Involvement in decommissioning work and renewables, however, remains limited. Recruitment and skills shortages continue to be major issues for a highly skilled industry in which the average wage is currently around £64,000, more than double the national average wage of around £25,000. While the national average has risen by just 1.5% over the past year the survey shows that in the oil and gas sector companies have generally been paying increases of between 5% and 12% to attract or retain staff.
The global outlook for the sector in 2013 remains positive, although continuing political and economic uncertainties and the development of unconventional gas and oil production may change the shape of the international energy market in the medium term.
Sponsored by law firm Bond Pearce and independently conducted by the Fraser of Allander Institute, the survey is carried out twice a year and draws on responses from oil and gas operators and contractors to identify trends in areas including investment, exploration and employment. The findings are used to identify how the performance of this sector might impact on the wider business community.
Kenny Paton, Oil and Gas Partner at Bond Pearce, Aberdeen, said: "The potentially very positive future for the industry is clearly illustrated by this survey which also highlights the considerable challenges of skills shortages and costs.
“The big hopes for the future, the decommissioning and fledgling offshore renewables industries, have not yet made too much of an impact and the focus is still firmly on oil and gas activity which seems to have been stimulated by positive fiscal moves. Salaries in the sector continue to soar as companies poach expertise from one another to try to plug the considerable gap, particularly in the 35-49 year age group with eight to 15 years of experience.
“As the UK competes globally for investment it is important that issues like skills, salaries and the continuing uncertainty over decommissioning are not allowed to kill the goose which is laying the golden egg," said Mr Paton.
Robert Collier, Chief Executive of Aberdeen & Grampian Chamber of Commerce, said: “The oil and gas industry is a vital element of the Scottish and UK economies. Our latest survey findings give considerable cause for optimism, including new investment and activity. However, it also highlights the continuing issue of skills shortages which is driving staff cost increases across the industry. In the longer term, significant new blood will be required to combat the cycle of companies recruiting experienced staff from each other.
“Whilst the outlook for 2013 also looks positive the industry will surely keep a weather eye on global demand factors and issues closer to home, including the Scottish independence referendum in 2014, when considering their longer term plans. North Sea oil and gas is a significant topic in the referendum debate and we will see how the policy proposals surrounding it feed through into business planning in the sector in subsequent surveys,” said Mr Collier.

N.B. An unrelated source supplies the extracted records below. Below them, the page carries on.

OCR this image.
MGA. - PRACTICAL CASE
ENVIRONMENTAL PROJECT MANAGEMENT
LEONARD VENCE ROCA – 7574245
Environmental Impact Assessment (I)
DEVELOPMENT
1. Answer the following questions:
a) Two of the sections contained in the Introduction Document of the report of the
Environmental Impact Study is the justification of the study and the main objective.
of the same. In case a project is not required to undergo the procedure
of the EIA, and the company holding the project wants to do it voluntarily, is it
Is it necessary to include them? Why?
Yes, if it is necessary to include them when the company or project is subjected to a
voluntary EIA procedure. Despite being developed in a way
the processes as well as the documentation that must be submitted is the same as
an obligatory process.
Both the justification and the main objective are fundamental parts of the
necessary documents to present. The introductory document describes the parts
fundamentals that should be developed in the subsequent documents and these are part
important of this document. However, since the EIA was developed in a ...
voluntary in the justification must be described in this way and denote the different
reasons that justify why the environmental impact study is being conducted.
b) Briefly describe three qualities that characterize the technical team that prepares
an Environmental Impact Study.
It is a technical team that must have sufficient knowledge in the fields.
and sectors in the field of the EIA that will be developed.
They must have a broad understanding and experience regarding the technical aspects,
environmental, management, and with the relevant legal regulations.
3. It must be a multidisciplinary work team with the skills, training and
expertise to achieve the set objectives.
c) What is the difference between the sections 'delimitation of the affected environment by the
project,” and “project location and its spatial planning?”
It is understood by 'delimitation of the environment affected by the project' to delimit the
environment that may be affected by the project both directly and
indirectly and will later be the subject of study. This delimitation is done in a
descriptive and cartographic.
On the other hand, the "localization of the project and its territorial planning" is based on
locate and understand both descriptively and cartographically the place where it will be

The key findings from the 17th survey are:
· The oil and gas sector continues to outperform the rest of the Scottish economy and demand for employment remains strong;
· Activity and confidence continues to improve after the low level of exploration activity in 2011 and the latest survey again indicates increasing activity, more signs of merger and acquisitions, and strengthening investment by both operators and contractors. Changes announced after the 2011 Budget and changes in this year’s budget again appear to be contributing towards more positive views within the industry as to future possible developments and increased activity;
· Global demand for oil and gas remains strong. The increasing interest in reserves in the Mediterranean offer considerable potential for both UKCS based operators and contractors. The interest in unconventional gas reserves offers the potential to dramatically reshape the global energy market with implications for both government policies and energy prices;
· More than a third of respondents reported involvement in decommissioning activity, although a majority reported it was not relevant to their area of work;
· A quarter of respondents reported being involved in renewables activity, and some extensively, but generally interest in this area was limited due to a combination of focussing on current core areas, lacking expertise, concerns as to costs and limited developer activity;
· The demand for staff remained strong with the majority of respondents working above planned hours and all operators and two thirds of contractors reported increasing staff numbers;
· Recruitment activity was virtually universal both to acquire additional staff and to replace staff and difficulties in recruiting staff were widely reported;
· All operators and 94% of contractors reported increasing pay, average pay increases remained above national averages and 40% reported changes to terms and conditions, mainly to enhance payments linked to retaining staff.
· Most respondents continued to recruit mainly from within the sector and this contributed to concerns as to the adequacy of the labour pool, poaching of staff and escalation of pay rates. The main reasons for losses of staff included moving within the sector to other companies and moving to other regions.